Yasmine Eid, 33 ans, devait se marier dimanche dernier, juste après l'éruption de violence qui a embrasé l'ouest de Beyrouth, sans précédent depuis la guerre civile (1975-90).
"J'ai dû reporter mon mariage", confie la jeune femme. "Personne ne voulait s'aventurer dans l'ouest de Beyrouth, et aucun de nous n'avait la tête à s'amuser".
Des militants de l'opposition chiite avaient pris d'assaut la semaine dernière plusieurs quartiers à majorité musulmane de la capitale, défendus par des partisans sunnites du gouvernement.
Certains immeubles sont troués d'impacts de balles. La vie reprend lentement, malgré des magasins encore fermés, les soldats déployés dans la ville, les barrages de l'opposition qui ralentissent la circulation.
Michel Helou, patron d'un restaurant, a dû fermer pendant plusieurs jours.
"Nous avons dû jeter des tonnes de nourriture périmée, nettoyer, et repartir à zéro", dit-il. "Nous n'avons pu sauver que les boissons. Il nous faudra des jours pour recommencer à fonctionner normalement".
L'activité économique, en plein marasme depuis le début de l'épreuve de force entre majorité et opposition à la fin 2006, a plongé encore un peu plus.
"Les affaires de mes amis n'ont pas été perturbées", remarque ironiquement Rami, 30 ans, un homme d'affaires libanais installé à Bahreïn, venu rendre visite à sa famille. "C'est tout simplement parce que personne n'a de travail".
"J'étais seul samedi à mon bureau et aujourd'hui, 20 pour cent seulement de mes collègues sont venus", témoignait lundi Farid Wazzin, 47 ans, qui travaille dans la succursale d'une banque française.
A la Banque Byblos dans l'ouest de Beyrouth, Nada Abdel Samad, une employée, explique que la banque est submergée de demandes de retrait de clients paniqués. "Certains essaient de retirer 10.000 dollars à la fois et nous risquons de nous retrouver à court de liquidités".
La banque continue à approvisionner ses distributeurs de billets, mais, souligne Nada, de nombreux clients semblent avoir quitté la capitale car ils effectuent leurs transactions dans d'autres régions du pays.

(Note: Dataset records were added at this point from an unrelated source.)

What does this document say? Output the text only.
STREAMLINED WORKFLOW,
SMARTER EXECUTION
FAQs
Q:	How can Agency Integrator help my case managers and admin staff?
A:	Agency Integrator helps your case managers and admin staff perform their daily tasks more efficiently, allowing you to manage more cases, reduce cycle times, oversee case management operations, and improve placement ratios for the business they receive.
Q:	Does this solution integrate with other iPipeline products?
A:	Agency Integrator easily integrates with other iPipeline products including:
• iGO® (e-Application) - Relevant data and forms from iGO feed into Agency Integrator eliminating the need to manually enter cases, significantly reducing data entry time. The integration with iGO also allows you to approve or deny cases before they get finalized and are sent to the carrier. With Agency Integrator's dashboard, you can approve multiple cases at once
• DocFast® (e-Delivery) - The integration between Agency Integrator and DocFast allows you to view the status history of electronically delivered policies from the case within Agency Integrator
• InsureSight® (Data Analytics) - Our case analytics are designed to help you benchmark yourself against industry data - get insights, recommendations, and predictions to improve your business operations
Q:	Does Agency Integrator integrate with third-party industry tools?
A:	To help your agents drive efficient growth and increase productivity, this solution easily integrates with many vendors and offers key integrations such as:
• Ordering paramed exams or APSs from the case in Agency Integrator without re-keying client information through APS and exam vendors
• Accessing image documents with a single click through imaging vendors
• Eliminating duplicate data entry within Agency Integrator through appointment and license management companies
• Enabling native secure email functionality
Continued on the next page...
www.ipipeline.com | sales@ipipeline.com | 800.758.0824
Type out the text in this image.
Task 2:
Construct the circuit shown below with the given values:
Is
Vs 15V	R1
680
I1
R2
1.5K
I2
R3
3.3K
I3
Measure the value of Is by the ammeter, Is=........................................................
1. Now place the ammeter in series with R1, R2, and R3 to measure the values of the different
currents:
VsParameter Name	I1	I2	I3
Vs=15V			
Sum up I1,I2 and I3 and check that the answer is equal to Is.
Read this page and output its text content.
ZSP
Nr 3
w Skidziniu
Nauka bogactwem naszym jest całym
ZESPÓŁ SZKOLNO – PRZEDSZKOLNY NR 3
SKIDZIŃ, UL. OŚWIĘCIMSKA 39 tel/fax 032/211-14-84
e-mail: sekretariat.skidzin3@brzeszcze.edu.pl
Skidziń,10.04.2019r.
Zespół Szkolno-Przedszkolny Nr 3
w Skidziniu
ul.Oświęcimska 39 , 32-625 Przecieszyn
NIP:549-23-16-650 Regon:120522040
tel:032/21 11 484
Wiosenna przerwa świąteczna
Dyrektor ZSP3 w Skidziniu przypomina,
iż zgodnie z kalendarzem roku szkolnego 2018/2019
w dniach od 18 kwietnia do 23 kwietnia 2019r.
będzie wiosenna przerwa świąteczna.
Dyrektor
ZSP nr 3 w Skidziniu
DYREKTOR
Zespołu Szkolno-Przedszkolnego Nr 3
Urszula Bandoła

Yara Yassine, 23 ans, avait quitté Beyrouth la semaine dernière pour aller rejoindre ses parents à Chtaura, dans l'est, avec la prémonition que la grève générale du 7 mai allait dégénérer.
Depuis, elle n'a jamais pu regagner Beyrouth.
"Les routes sont bloquées et il y a des affrontements sporadiques dans notre région. Je ne peux pas abandonner ma famille", confie-t-elle. "Je voudrais aller travailler. Je ne participe pas à la campagne de désobéissance civile de l'opposition. Mais je ne peux tout simplement pas bouger".
Des barrages routiers perturbent la circulation sur plusieurs axes, notamment celui menant à l'aéroport international de Beyrouth, fermé de facto.
La plupart des écoles et des universités ont fermé pendant plusieurs jours, et une partie seulement d'entre elles a rouvert mardi.
L'Université américaine de Beyrouth a prévenu ses étudiants que les cours reprendraient "dès que les conditions le permettront".
A la maison, la garde des enfants en vacances forcées est devenue un casse-tête pour les parents.
"Nous ne pouvons les emmener nulle part", raconte Sima, 34 ans, mère de deux enfants. "Quand le bruit des combats devenait trop fort, nous mettions la musique à fond et nous dansions, en leur faisant croire que c'était des feux d'artifice".